Dude you're very wrong to even put BlueJ in the same paragraph as other Java IDEs lol. I used Eclipse and yeah, it's kinda clunky sometimes but nothing, and I mean NOTHING, can prepare you for BlueJ. Shit just fucking freezes all the time, it has almost no functionality and the interface is gross. But it's supposed to be "educational" because it portrays objects as boxes or whatever with nodes going from one to the other. It is very hard to explain if you haven't tried to use it, it's just gross even if it didn't crash every 10 minutes.
Alright I am kinda confused now because I don't know that much about programming (again, not studying programming) so I am not sure what term is right, but I'm pretty sure it is an IDE, like, it actually compiles the code and lints and shit. It's just awful at it, but it has an "educational" interface that is just horrid.
Just because it compiles the code doesn't mean it's an IDE. A proper IDE does things like code auto-completion (I virtually never use the
}
key because the IDE fills it in for me when I hit enter after typing a{
, for example, and I almost never type full class names either) and other fancy features like variable renaming across all locations where the variable is used, dependency management, the ability to jump from a reference to a class/method/variable to the place where it's declared, version control integration, and many others.It does some stuff similar to that. It is definitely not a text editor. Wiki seems to agree. I agree it's garbage but it's still an IDE.

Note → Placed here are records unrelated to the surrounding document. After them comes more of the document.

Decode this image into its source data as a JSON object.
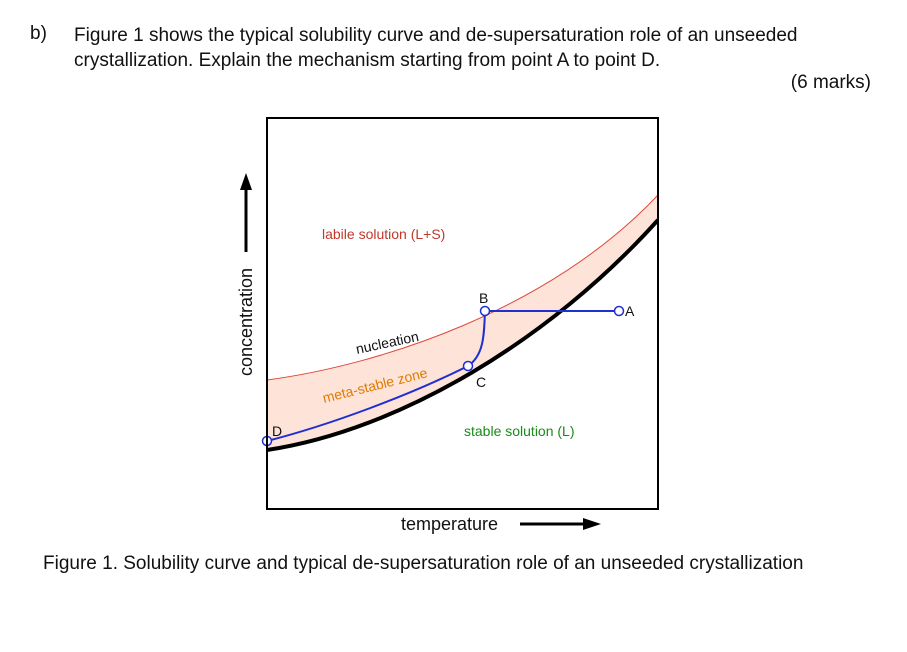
{
  "question": {
    "label": "b)",
    "line1": "Figure 1 shows the typical solubility curve and de-supersaturation role of an unseeded",
    "line2": "crystallization. Explain the mechanism starting from point A to point D.",
    "marks": "(6 marks)"
  },
  "figure": {
    "xlabel": "temperature",
    "ylabel": "concentration",
    "regions": {
      "labile": "labile solution (L+S)",
      "stable": "stable solution (L)",
      "metastable": "meta-stable zone"
    },
    "curve_labels": {
      "nucleation": "nucleation"
    },
    "points": [
      "A",
      "B",
      "C",
      "D"
    ],
    "colors": {
      "labile_text": "#c0392b",
      "stable_text": "#1a8a1a",
      "metastable_text": "#e07b00",
      "metastable_fill": "#fde3d8",
      "nucleation_curve": "#e0483a",
      "solubility_curve": "#000000",
      "path": "#1f2fd0"
    },
    "caption": "Figure 1. Solubility curve and typical de-supersaturation role of an unseeded crystallization"
  }
}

I had to use BlueJ when I was in college; I'm familiar with it. I just don't agree that it's a proper IDE just because it's got a few more features than Notepad. Any "IDE" where you have to write your own import statements is not worthy of the title IMO.
I don't think very many other schools "go C++ all the way". The best ones probably start with a language like Python and then switch between C, something object-y, and something function. C is probably the most useful as it is lingua franca for Unix and has the ability to work with low level data structures, which every CS student is doomed to study. For applied math and physics, learning some of the big science languages, like R, Python, or Julia, would be good.
Apparently the university of Edinburgh starts by teaching students Haskell, which is an educational power move if I've ever heard of one.
Other schools or departments or whatever you call them in the same Polytechnic I go to do.
But starting out by Haskell... Wow, that's some big dick move right there. Weird as fuck.